Aile, LGBTİ+ hayatlar için kavgaların, terkedilmenin, reddin, dışlanmanın ve hatta ölümün asıl kaynağı olabiliyor. Dolayısıyla aile bireyleri arasında kurulması beklenen sevgi, bağlılık ve şefkat gibi bağlar belirli hayatlara dair arzuların ve bedenlerin üretilmesine, düzenlenmesine ve terbiye edilmesine sıkı sıkıya bağlı.
Aile tüm duygusal, maddi ve sembolik varlığı ve uğraşı ile belirli hayatları, bedenleri ve arzuları içerip, diğerlerini dışlayarak çoğu zaman bir sürü hayat beden ve arzu arasına sınırlar inşa eden ve duvarlar ören bir işleve sahip.
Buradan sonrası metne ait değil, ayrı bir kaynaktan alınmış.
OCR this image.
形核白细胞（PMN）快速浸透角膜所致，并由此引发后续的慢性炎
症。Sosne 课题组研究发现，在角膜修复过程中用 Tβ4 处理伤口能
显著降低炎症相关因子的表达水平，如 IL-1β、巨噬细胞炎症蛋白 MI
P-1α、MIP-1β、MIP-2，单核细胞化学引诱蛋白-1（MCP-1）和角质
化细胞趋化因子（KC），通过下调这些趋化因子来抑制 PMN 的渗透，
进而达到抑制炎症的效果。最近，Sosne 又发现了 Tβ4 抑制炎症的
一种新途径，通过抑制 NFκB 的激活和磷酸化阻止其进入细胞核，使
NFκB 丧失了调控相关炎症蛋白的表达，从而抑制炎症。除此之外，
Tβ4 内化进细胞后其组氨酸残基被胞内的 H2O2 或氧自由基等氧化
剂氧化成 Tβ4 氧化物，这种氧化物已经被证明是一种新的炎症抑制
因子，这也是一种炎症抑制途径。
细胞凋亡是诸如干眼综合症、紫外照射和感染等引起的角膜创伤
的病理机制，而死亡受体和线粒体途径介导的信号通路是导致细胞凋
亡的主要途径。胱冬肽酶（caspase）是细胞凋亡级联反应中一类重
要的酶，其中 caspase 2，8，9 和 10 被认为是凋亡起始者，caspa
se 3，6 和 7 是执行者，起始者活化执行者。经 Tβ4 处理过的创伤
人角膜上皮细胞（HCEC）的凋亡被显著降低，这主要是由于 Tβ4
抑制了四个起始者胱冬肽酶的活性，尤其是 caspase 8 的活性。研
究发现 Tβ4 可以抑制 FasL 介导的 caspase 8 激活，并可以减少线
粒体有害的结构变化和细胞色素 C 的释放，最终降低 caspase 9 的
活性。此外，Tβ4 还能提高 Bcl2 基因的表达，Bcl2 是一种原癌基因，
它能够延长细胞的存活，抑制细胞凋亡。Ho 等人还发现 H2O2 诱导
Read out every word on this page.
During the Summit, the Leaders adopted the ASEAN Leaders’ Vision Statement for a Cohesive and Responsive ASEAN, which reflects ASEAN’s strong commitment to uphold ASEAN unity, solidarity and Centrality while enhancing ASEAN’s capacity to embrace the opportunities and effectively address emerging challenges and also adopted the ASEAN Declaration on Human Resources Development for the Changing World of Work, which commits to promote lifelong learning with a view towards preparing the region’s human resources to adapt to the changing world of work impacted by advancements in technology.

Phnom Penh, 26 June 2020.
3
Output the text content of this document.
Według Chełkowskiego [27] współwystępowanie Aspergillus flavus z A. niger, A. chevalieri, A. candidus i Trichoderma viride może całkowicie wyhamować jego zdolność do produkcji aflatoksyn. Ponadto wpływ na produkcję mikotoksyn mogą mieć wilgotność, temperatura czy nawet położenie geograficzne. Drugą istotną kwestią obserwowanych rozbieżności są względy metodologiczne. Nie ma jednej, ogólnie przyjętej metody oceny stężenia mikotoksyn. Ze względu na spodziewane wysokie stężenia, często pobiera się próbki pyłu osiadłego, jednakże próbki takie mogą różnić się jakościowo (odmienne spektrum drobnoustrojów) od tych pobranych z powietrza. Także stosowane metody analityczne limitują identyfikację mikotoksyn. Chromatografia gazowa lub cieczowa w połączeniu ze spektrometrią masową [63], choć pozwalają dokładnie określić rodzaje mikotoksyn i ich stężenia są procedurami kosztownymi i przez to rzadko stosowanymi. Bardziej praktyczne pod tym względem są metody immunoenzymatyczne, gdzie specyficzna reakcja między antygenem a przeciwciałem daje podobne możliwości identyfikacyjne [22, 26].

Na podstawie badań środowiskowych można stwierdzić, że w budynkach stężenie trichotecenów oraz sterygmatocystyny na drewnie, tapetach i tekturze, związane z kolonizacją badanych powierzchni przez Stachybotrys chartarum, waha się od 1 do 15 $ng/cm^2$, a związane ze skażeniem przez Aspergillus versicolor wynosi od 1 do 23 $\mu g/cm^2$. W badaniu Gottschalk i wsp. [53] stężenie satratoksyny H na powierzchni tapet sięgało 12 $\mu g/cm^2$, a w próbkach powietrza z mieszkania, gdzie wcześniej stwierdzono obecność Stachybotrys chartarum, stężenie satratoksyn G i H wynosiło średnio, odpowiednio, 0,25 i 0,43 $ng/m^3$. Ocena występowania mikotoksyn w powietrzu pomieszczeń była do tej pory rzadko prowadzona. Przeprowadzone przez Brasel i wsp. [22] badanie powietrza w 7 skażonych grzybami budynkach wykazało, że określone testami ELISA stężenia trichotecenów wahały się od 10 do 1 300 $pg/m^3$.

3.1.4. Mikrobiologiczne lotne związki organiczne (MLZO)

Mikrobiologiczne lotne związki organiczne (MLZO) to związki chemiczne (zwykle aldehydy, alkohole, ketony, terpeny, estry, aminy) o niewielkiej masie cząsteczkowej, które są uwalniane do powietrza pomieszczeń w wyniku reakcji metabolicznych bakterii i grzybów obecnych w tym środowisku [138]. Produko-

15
Aileyi aile yapan şeylerden biri aile bireylerinin o aileye ait kuralları ve değerleri içselleştirmesini şart koşmaktadır.
Yani kan bağından oluşan aile ile cinsiyet kimliği ile cinsellik arasında bir akit var. Bu akdin bozulduğu en uç örneklerden biri daha önce trans kadın bir arkadaşımdan dinlediğim hikâye. Onu sizinle paylaşmak istiyorum.
Biyolojik aile ve arkadaşlar
Ölen bir trans kadının biyolojik ailesi tarafından kimsesizler mezarlığına gömülmesi isteniyor. Aile tarafından hem yaşamında hem de ölümünde sahip çıkılmamış, terk edilmiş trans kadınların hayatları arkadaşlarının bedenlerine sahip çıkma ve toplumun biyolojik aileden beklediği rolle defalarca üstlenme alanına sahne oluyor.
Fakat özellikle cenazelere sahip çıkmak her zaman o kadar kolay olmuyor. Biyolojik ailenin trans çocuklarının cenazesini trans arkadaşları tarafından organize edilmesine izin vermediği durumlar da yaşandı. Mesela ailesi tarafından kimsesizler mezarlığına gömülmesi istenen trans kadın bir arkadaşın cenazesi ilk önce LGBTİ+ arkadaşlar, özellikle de trans kadınlar tarafından sahip çıkılmıştı.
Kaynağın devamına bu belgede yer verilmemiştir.